Organic Crisis and Class Struggle
From a theoretical point of view, we have defined the situation after the 2008-09 crisis as the development of trends toward an “organic crisis” in several countries, including imperialist powers such as the United States and Great Britain. In poor or semicolonial countries such as Brazil or South Africa, this organic crisis has had clear manifestations. Venezuela has been the most extreme example of this.
Among the “classical” terms used by revolutionary Marxists to analyze situations, we have incorporated Antonio Gramsci’s concept of “organic crisis” to explain such intermediate situations between nonrevolutionary and prerevolutionary or openly revolutionary situations resulting from the social and political consequences of the 2008 crisis, which are characterized by the development of elements of crisis in bourgeois hegemony but without the prevalence of class struggle and mass political radicalization as a general trend (although intense radicalization processes have taken place, such in the Arab Spring). These situations are largely the result of the fact that the bourgeoisie was able to avoid a catastrophic scenario similar to the crisis of 1930 by using state intervention, and so the crisis dragged on for several years.
The current international situation is primarily characterized by this organic crisis. The political expression of this is the crisis of the traditional bourgeois parties (the “extreme center” in the words of Tariq Ali), which have been the primary agents of neoliberal austerity and offensives.
The material basis of this crisis is the polarization resulting from the obscene concentration of wealth and inequality that became more profound with the 2008-09 crisis. According to a report by Credit Suisse, 0.7% of the global adult population owned 50.1% of the world’s wealth in 2017, while 70% of the global population of working age owned only 2.7%.
This has set the stage for the emergence of new “populist” political phenomena, both on the right (xenophobic European parties) and on the left, as expressed in the rise of neo-reformist groups with mass support, such as Podemos, Syriza, Momentum in the British Labour Party, DSA in the United States, Mélenchon’s La France Insoumise, the Frente Amplio in Chile, etc. The latest instance of this crisis was the election in Italy, where the two leading parties were the Northern League (known as the League) and the Five Star Movement.
This does not mean that there have been no bourgeois attempts to find a right-wing solution to this crisis (Macron’s En Marche or Spain’s Ciudadanos could be examples of this) or capitalist legislative offensives such as labor or pension reforms, although there is a contradiction in that the governments trying to apply them are generally weak and these plans have already been met with resistance. Even if these reforms pass (such as the labor reform in Brazil), this is a senile, nonhegemonic neoliberalism that tends to increase social and political polarization, which could eventually create more favorable conditions for the development of intense processes of class struggle and political radicalization.

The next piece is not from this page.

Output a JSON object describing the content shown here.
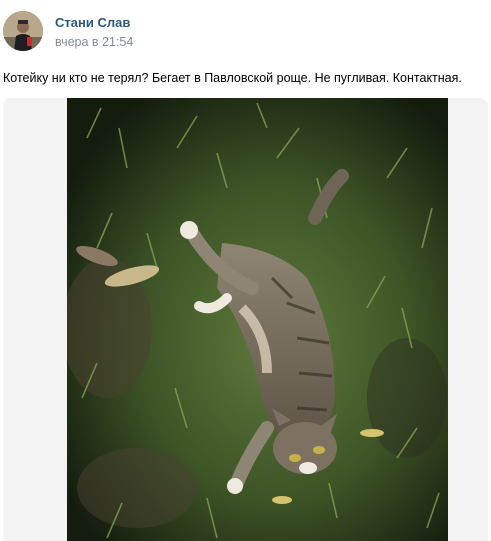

Our use of the term “organic crisis” is thus diametrically opposed to those who use it to designate a chronic crisis without distinguishing shifting power relations or developing situations, or to those who use it to deny the prospect of revolution by arguing that the ruling classes always find a “reformist” (in the best of cases) or a Bonapartist solution to the crisis. On the contrary, in our view the term “organic crisis” implies attempts by the bourgeoisie to overcome it, which include attacks against workers, Bonapartist and eventually counterrevolutionary shifts, as the example of Trump makes clear – as well as the response from the masses and the prospect of independent historical action by the exploited, creating the conditions for the development of classical prerevolutionary or revolutionary situations.
Trump’s First Year in Office: A Weak Bonapartist Government with Significant Contradictions
When Trump won the elections, the big question was whether or not he would take a “revolutionary” course in his presidency or if he would be domesticated by the powerful players who opposed him. The results of his first year in office have been mixed. Trump was not able to apply his more ambitious campaign agenda, neither domestically nor in relation to his foreign policy, but was likewise not neutralized. Evidence of the former dynamic, for example, is the fact that the “protectionist” measures implemented during his first year were partial measures, more in response to local industry lobbies than part of an overall strategy. The latter dynamic is clear in the recent application of steel and aluminum tariffs. The political situation has thus become increasingly volatile. The response to these contradictory trends, which arise from the divisions in the ruling class and its parties, has been to increase the administration’s Bonapartist characteristics.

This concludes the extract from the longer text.